Aşa, birçok inşaat firmasının, yabancılardan konutu teslim edileceğini söyleyerek para topladığını, ancak henüz temelinin bile atmadığını anlatarak, bundan dolayı da yabancılarda güvensizliğin başladığını söyledi.
- "Lüks konut stoğu elde patladı"
"Emlakçı" adı altında kaçak olarak çalışan binlerce insanın bulunduğunu aktaran Aşa, "İnşaat ve emlak sektörü ekonomimizin dinamosu ama bu sektör sahipsiz.

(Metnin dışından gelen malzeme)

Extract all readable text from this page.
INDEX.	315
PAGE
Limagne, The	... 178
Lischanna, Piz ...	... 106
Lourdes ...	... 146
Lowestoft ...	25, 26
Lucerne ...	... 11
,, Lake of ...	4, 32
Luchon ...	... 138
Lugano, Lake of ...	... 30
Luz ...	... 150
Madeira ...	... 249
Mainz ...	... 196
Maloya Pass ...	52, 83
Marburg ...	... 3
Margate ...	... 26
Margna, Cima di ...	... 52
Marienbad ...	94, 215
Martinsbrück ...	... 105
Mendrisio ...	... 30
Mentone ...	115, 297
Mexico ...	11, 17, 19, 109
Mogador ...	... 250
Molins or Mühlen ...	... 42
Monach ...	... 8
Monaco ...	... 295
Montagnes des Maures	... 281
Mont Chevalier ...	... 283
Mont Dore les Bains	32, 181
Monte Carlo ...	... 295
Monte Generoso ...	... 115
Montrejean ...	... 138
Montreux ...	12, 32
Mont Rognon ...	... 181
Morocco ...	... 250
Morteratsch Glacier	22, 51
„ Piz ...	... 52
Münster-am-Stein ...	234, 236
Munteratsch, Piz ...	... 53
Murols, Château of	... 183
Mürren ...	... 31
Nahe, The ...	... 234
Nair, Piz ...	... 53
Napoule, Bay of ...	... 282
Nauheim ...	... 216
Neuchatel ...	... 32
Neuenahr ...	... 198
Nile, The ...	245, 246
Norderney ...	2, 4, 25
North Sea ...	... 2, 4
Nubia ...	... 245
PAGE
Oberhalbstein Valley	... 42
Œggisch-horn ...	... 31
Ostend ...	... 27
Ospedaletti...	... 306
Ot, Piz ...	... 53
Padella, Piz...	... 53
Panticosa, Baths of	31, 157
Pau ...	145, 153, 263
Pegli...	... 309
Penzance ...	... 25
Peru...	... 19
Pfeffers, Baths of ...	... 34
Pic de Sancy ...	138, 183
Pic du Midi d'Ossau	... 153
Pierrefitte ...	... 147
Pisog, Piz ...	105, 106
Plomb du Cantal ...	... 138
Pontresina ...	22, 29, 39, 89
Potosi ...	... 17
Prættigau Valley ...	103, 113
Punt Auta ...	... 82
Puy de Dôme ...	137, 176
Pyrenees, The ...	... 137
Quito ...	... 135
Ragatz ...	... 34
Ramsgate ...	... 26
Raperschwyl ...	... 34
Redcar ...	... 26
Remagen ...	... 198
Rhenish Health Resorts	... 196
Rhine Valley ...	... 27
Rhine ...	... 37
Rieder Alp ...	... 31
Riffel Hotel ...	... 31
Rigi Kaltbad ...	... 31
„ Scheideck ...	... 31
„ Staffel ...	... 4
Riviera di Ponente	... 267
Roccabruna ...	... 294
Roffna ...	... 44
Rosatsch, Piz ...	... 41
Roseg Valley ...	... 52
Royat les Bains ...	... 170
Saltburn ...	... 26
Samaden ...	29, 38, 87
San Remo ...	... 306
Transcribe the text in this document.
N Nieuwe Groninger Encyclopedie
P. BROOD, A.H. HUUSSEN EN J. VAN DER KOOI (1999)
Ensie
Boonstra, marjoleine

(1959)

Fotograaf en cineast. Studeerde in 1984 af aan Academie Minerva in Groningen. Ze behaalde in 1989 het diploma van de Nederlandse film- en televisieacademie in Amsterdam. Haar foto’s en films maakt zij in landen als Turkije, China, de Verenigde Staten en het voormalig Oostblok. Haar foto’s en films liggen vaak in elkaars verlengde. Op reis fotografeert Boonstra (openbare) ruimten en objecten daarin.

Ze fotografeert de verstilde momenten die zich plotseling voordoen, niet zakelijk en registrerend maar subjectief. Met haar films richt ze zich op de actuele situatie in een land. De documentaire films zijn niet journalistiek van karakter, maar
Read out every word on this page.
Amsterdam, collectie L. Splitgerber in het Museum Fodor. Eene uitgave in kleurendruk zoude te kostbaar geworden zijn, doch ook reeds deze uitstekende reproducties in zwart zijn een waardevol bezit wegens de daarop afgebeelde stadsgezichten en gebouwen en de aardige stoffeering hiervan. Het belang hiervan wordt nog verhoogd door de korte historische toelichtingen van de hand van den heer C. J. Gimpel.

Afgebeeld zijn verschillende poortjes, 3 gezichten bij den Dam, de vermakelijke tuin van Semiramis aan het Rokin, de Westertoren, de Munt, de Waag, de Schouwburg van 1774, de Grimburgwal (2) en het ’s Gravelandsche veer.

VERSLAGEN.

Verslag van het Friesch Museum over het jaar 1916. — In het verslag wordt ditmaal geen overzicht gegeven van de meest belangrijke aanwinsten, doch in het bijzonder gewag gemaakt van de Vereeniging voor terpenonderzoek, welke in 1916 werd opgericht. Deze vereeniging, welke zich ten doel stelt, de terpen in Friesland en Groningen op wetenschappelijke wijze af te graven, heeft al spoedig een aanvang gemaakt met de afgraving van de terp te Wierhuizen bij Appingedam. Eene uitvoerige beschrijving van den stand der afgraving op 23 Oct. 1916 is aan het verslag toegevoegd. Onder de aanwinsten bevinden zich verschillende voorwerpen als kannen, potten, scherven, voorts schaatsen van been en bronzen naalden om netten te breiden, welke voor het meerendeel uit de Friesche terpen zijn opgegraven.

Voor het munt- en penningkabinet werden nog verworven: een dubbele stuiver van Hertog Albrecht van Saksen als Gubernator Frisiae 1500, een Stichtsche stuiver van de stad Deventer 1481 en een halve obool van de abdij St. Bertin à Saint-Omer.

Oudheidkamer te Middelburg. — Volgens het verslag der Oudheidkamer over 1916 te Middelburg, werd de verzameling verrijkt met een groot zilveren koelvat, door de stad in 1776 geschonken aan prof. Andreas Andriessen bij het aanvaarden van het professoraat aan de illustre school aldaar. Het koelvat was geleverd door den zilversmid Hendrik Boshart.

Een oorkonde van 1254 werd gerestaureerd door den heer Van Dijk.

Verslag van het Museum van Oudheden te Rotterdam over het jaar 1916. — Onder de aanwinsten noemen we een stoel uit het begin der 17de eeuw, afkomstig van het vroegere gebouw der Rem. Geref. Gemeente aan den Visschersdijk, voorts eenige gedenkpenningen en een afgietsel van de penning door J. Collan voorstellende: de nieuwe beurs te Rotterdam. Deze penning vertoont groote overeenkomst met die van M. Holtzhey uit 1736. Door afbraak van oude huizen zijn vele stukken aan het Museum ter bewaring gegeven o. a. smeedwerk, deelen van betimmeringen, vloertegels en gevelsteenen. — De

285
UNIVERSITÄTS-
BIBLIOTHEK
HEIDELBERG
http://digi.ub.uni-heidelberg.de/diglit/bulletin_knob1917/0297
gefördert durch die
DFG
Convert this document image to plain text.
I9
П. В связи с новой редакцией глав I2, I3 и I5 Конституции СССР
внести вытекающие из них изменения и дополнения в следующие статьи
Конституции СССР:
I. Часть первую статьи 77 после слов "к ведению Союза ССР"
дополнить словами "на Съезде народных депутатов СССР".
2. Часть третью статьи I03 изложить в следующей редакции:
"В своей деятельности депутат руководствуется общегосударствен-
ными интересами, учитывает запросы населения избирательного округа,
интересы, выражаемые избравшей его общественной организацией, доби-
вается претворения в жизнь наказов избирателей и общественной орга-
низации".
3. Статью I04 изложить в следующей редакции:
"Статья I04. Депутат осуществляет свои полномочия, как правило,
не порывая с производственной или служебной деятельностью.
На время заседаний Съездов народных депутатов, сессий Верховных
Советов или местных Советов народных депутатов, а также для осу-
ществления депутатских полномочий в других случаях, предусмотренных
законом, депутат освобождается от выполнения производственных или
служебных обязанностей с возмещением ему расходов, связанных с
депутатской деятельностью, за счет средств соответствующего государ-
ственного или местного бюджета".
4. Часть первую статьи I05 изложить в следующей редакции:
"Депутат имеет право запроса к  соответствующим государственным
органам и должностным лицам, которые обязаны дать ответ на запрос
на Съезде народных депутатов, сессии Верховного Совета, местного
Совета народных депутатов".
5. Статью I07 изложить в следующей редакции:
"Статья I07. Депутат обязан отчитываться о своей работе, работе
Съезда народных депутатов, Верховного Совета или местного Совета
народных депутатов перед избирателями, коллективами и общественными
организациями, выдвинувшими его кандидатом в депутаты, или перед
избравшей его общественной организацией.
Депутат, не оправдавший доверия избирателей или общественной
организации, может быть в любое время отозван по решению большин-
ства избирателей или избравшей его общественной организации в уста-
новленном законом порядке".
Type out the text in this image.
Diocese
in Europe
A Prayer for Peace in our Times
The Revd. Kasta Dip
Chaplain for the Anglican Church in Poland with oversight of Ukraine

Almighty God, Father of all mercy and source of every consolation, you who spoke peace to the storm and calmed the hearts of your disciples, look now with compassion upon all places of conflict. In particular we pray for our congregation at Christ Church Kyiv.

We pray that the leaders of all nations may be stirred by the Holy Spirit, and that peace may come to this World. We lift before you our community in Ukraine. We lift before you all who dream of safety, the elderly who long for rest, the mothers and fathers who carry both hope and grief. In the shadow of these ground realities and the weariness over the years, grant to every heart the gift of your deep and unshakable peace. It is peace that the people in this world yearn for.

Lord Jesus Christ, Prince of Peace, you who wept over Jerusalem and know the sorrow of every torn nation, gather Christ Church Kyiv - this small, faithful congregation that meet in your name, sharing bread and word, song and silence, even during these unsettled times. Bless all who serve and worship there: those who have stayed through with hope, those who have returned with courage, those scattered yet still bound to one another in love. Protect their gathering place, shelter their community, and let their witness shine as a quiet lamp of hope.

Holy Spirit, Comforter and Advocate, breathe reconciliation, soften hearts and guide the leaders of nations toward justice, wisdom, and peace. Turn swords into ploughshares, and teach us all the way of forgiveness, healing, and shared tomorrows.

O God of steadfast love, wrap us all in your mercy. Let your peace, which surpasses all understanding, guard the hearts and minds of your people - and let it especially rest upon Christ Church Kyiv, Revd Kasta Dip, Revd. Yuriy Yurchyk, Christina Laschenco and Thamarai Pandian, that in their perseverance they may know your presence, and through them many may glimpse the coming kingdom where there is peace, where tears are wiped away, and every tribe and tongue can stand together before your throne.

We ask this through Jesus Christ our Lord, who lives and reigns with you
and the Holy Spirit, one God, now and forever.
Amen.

Bununla ilgili mutlaka emlakçılık ve inşaatlarla ilgili yatırım lazım" dedi.
Aşa, lüks konut stoğunun elde patladığını belirterek, 2B arsaları ve kentsel dönüşümden oluşacak arsalarla yeni stok dalgasının da geldiğini kaydetti.
Türkiye'nin gayrimenkul yatırımı açısından her zaman güvenilir bir liman olduğunu, ancak piyasadaki disiplinsizliğin giderilmesi gerektiğini ifade eden Aşa, "Yoksa yatırım, ekonomik beklenti açısından Türkiye'deki gayrimenkul yatırımı en iyi yatırımdır. Tabii doğru yerden ve doğru kişiden proje almak gerekiyor" diye konuştu.
Aşa, 3. Havaalanı çevresindeki gayrimenkullere olan ilgiye de değinerek, "Son dönemde yaşanan olaylar o bölgeye olan ilgiliyi azalttı. Her şey şu anda seçime endekslendi. Projenin iptali söylentileri, siyasi yapı, belediye başkanlığı adaylarının söylemleri vatandaşı bekleme sürecine soktu" dedi.